Ronery — A Solitaire game in PyQt

The classic card Solitaire (Klondike) game with a North Korean / 'Team America: World Police' twist. The game is otherwise identical, offering the same options. Built with PyQt, it uses QGraphicsScene to handle the play area.

Ronery

The classic Solitaire win-screen is also implemented, although since the play canvas is not a bitmap it doesn't "fill up". It's still sufficiently satisfying.

Ronery

The configuration options allow for 3-draw and 1 draw styles, with 3, 5 or infinite rounds.

Code notes

Card handling

The approach I used here was to treat each place where cards can be placed as a 'stack' object, which handles the cards it currently holds. Each stack is responsible for the layout of the cards on it's pile.

A stack is also responsibly for accepting/rejecting an attempted drop of a card on it. Some stacks, e.g. the deck + deal pile do not accept any drop. Others, such as the finish piles, have specific rules.

In most cases there is no relationship between any cards on a stack, with the exception of the 'in play' stacks along the bottom. Here cards have a parent-child relationship, allowing multiple cards to be dragged at once.

The end animation

The end-game was a bit weird to implement. Since it is self-contained and happens 'outside' of game time the first thought was to have a separate fake event loop, hitting QApplication.processEvents to tick over. But that's nasty.
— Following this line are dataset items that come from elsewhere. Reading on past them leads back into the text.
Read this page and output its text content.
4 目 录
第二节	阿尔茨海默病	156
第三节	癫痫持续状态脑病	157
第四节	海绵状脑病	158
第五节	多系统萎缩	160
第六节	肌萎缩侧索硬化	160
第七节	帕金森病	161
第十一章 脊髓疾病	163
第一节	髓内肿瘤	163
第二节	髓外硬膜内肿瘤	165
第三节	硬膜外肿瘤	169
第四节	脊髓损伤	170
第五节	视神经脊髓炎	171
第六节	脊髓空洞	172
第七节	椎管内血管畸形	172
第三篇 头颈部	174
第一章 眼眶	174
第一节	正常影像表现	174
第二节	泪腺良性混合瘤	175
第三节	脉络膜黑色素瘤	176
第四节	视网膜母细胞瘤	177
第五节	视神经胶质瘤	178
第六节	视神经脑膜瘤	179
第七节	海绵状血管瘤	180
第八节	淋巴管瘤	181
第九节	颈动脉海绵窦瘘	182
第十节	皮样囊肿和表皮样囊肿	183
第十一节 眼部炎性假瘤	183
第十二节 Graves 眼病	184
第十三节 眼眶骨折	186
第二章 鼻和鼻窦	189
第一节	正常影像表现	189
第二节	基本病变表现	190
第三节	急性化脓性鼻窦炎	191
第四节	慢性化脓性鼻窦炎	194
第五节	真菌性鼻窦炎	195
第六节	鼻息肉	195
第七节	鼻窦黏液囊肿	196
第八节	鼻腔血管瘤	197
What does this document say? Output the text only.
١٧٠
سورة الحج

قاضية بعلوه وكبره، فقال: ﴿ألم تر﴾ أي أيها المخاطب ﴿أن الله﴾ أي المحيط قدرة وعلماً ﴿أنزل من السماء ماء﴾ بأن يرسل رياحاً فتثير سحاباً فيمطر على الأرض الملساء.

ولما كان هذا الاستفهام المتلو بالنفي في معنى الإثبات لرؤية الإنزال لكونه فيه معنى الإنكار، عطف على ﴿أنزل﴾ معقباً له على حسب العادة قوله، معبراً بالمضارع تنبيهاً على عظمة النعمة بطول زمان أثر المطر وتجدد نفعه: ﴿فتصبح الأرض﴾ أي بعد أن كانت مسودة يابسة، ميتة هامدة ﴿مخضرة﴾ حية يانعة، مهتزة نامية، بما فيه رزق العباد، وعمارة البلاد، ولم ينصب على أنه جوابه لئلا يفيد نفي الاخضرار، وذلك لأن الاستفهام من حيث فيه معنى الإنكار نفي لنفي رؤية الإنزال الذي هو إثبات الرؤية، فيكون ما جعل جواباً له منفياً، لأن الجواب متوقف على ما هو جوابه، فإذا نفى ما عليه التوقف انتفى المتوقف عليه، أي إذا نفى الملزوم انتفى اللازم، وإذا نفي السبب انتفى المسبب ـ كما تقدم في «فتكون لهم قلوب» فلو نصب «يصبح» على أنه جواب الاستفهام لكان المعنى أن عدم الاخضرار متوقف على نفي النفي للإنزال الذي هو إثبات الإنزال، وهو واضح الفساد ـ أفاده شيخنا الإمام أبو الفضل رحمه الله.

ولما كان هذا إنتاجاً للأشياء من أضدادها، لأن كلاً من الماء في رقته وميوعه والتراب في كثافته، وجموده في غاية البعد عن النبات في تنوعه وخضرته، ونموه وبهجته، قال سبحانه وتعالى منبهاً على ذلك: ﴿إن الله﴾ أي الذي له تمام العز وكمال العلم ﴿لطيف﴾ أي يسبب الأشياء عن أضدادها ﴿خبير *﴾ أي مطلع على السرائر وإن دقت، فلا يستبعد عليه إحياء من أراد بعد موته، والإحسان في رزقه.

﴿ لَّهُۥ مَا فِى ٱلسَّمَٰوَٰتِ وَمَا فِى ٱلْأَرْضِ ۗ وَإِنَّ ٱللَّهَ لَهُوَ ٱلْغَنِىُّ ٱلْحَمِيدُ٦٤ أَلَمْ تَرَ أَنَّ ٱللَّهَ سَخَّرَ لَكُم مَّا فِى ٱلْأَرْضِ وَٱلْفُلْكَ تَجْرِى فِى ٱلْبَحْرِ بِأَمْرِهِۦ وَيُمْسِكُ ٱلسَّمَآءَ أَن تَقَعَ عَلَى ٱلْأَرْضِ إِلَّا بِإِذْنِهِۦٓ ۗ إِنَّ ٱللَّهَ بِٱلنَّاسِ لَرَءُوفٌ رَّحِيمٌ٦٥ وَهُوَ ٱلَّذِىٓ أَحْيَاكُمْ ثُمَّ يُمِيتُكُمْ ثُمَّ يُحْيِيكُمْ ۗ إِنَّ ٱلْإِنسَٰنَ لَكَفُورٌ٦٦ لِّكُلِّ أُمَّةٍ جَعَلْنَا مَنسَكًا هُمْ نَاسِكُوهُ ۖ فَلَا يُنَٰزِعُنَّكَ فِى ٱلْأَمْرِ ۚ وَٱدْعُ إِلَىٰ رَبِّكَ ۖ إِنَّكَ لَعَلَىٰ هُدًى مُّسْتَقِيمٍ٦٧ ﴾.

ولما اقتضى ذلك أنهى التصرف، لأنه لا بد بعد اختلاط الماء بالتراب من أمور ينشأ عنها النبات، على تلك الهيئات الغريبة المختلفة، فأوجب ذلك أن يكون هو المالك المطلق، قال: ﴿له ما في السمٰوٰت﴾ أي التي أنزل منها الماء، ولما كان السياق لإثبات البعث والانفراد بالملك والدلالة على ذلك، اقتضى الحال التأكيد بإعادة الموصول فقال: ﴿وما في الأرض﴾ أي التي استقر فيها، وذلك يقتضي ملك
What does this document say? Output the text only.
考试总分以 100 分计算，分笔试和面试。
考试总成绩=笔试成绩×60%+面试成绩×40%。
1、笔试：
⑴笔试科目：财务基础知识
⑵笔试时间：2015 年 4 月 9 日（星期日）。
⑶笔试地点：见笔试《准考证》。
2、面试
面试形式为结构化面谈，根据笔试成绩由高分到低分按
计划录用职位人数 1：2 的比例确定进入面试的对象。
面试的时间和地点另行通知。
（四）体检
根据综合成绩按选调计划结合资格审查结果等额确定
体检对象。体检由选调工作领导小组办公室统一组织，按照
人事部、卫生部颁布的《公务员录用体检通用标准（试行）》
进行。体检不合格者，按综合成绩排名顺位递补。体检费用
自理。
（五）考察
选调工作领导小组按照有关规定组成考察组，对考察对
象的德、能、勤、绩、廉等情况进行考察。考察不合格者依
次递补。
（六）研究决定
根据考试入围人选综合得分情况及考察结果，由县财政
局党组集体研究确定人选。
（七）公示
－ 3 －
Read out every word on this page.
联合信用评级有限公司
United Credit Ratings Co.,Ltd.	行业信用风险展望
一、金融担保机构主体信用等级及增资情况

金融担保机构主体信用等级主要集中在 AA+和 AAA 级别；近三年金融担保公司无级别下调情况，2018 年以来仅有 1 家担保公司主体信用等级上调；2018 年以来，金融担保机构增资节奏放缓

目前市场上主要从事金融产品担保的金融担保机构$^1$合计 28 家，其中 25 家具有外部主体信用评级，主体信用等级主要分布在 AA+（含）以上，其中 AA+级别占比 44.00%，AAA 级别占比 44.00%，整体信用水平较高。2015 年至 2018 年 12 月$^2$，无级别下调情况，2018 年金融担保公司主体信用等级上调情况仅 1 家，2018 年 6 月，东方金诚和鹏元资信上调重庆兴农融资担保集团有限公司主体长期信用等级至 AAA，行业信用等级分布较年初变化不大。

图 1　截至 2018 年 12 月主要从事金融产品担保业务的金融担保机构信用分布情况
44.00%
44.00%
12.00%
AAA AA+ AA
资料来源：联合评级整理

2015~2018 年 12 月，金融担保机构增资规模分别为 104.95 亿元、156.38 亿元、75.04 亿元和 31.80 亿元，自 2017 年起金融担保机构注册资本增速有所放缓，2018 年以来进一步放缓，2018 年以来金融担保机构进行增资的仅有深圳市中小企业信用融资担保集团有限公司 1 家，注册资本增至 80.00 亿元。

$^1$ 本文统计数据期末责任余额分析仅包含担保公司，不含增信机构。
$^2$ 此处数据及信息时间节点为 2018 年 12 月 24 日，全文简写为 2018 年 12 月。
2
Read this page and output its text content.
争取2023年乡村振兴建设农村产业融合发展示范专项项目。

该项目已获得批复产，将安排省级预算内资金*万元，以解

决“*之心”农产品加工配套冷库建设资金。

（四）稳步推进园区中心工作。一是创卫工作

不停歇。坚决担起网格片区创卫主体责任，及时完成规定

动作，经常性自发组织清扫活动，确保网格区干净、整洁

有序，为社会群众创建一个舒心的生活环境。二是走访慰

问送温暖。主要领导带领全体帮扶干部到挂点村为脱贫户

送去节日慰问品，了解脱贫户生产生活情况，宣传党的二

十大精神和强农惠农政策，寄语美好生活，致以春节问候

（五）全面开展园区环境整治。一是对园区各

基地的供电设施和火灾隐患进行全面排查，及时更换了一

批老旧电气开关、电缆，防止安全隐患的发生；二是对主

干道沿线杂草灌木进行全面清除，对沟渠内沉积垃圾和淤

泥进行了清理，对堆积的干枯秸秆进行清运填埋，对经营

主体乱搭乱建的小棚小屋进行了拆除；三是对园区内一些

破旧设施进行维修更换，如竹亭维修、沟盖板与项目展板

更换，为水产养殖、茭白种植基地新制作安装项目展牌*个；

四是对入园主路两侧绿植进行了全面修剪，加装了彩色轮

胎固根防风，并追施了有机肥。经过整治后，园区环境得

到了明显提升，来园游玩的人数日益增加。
Instead the animation is handled by a QTimer, normally idle during play, which once triggered repeatedly pings an animation step-forward slot. This moves cards (faking 'gravity', bouncing) as well as re-stacking them once they're out of the play area. Restacking uses the normal stacking code so they can pile up. The final piece of the puzzle was to block user interaction, otherwise the cards could still be grabbed and dropped they bounced. The easiest way to achieve this is to place an object over the entire window which is set to capture (and discard) all mouse clicks.

Other licenses

The card images were made from a freely available set of PNGs which were themselves auto-generated from SVGs traced from actual cards(!). The original card designs are out of copyright.

Note that the linked repository contains some custom art on ace cards which may still be copyrighted and so was not used.

Icons used in the application are by Yusuke Kamiyaman.